The homeless people who stayed at the Drop-In Centre were temporarily at the old Quality Inn on McKnight and Edmonton Trail without kitchen facilities because their neighbours were intensely opposed to the Drop-In Centre using the Quality Inn for housing for working people too poor to afford other accommodation.
Thieves exploited opportunities to break into and rob temporarily abandoned homes.
Our diverse humanness was fully on display. Instructors at a seminary decided to try an experiment. They had a thorough presentation on the story of the Good Samaritan for a class of their students. After the presentation, the students needed to leave that building and go for lunch in another building. In between the two buildings, an actor playing the role of a person who had been beaten, robbed and left by the side of the walk was placed. Most of the students went out of their way to avoid getting close to this person. in spite of just finishing the session on this story. All of us are human.
My questions for this Sunday are as follows:
Why am I able to love my neighbour as myself when I do this?
Why am I not able to love my neighbour as myself when I don’t?
Evolutionary biologists have done considerable research developing theories showing compassion is a genetic characteristic responding to evolutionary pressures. Behavioral psychologists would just claim that is how we are taught. My theory is that we are made in God`s image. Since God is self-giving, most of us or all of us are made to find personal fulfillment in showing love to others. Many people see other people as brothers and sisters in a global family and see their own well-bring reflected in and supported by the well-being of others. Giving love reveals and confirms our own abilities, strengths, and capacities. When I am able to give, I prove that I had wealth to share.

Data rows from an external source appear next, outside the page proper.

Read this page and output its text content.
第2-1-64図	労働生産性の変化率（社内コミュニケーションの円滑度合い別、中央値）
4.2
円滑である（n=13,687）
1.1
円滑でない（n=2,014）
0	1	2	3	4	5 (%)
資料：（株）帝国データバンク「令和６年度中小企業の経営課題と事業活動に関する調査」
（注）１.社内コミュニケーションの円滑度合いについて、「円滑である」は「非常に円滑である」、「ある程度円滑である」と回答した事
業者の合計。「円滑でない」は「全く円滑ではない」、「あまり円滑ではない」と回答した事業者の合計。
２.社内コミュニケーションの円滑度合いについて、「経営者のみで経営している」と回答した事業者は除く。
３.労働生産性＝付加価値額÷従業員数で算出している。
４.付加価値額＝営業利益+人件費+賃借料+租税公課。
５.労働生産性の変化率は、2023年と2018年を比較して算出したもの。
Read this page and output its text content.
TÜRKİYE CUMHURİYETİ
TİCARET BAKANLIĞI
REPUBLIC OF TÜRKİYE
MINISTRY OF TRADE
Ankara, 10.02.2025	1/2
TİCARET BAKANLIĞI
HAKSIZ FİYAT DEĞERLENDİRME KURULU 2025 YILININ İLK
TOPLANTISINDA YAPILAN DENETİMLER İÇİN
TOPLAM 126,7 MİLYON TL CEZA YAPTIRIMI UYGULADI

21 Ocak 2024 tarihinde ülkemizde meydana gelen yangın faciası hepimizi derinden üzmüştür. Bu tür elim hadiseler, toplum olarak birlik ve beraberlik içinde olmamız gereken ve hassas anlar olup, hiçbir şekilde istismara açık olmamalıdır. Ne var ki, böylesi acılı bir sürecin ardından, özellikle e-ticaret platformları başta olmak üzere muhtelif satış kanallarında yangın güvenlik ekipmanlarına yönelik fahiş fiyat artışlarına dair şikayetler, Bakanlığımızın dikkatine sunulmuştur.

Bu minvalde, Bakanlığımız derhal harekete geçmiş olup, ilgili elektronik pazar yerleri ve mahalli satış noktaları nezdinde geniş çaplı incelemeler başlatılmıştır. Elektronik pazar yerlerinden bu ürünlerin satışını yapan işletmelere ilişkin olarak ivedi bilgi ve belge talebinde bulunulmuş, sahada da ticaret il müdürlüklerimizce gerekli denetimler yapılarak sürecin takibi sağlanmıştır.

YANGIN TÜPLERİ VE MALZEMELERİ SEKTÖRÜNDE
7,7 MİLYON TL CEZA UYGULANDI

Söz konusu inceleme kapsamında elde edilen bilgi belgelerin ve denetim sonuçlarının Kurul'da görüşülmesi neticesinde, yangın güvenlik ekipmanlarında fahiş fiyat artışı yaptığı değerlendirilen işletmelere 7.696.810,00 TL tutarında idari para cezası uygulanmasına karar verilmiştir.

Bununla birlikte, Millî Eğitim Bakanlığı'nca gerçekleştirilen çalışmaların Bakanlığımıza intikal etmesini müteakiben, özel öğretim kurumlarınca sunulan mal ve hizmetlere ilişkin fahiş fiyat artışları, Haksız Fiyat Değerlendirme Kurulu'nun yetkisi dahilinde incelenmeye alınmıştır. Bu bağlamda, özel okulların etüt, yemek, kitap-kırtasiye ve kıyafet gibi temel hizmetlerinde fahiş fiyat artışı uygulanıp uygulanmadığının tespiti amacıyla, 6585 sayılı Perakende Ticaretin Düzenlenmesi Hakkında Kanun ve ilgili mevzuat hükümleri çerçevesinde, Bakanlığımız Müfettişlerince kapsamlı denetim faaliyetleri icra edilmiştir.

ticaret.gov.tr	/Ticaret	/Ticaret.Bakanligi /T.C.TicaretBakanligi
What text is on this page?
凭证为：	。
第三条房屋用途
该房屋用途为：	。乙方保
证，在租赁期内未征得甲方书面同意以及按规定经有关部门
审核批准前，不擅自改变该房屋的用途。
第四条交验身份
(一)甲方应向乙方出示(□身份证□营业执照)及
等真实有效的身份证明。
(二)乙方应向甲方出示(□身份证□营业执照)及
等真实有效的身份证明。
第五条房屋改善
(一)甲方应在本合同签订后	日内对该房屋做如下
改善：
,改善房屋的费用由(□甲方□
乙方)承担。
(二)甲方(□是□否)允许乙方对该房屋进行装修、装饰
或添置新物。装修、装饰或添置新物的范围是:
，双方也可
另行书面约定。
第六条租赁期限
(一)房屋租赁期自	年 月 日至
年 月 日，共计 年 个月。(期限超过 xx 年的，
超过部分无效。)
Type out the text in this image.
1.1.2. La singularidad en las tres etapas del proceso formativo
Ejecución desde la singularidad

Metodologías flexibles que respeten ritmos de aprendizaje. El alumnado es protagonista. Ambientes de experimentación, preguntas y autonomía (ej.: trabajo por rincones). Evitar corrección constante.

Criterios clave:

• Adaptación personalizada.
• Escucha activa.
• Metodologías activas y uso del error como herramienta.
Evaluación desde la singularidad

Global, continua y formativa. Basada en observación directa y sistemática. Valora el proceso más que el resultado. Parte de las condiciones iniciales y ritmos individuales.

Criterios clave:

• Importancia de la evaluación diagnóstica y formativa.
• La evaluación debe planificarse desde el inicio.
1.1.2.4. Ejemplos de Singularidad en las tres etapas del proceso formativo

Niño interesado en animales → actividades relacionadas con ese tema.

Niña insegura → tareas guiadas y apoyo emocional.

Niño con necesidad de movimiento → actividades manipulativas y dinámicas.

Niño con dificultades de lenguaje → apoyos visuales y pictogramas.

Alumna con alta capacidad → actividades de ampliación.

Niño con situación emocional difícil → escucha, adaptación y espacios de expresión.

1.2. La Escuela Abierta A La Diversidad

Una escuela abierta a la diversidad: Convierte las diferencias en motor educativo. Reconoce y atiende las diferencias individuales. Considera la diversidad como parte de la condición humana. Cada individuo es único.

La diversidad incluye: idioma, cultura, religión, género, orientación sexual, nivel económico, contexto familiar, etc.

I am not able to love my neighbour when fear or anger intrude. The fear may be of the neighbour, or of not having enough for myself, or of not having enough for others higher on my priority list. The anger may be rooted in jealousy or learned hatred or one of many other possibilities. Whenever we find ourselves unable to love our neighbour, we uncover our poverty, our weakness, and our deficiencies. Seeking to understand our inability to love a neighbour provides an opportunity for us to determine what we lack or need. In those opportunities, we are given excuses or reasons to invite God into our lives in particular ways, to help us address our neediness.
Over the course of the summer as we work, play, rest, shop, and travel, we will probably encounter several opportunities to show to ourselves that we do love our neighbour as we love ourselves. May the Spirit help us do so, affirming our status as God’s children.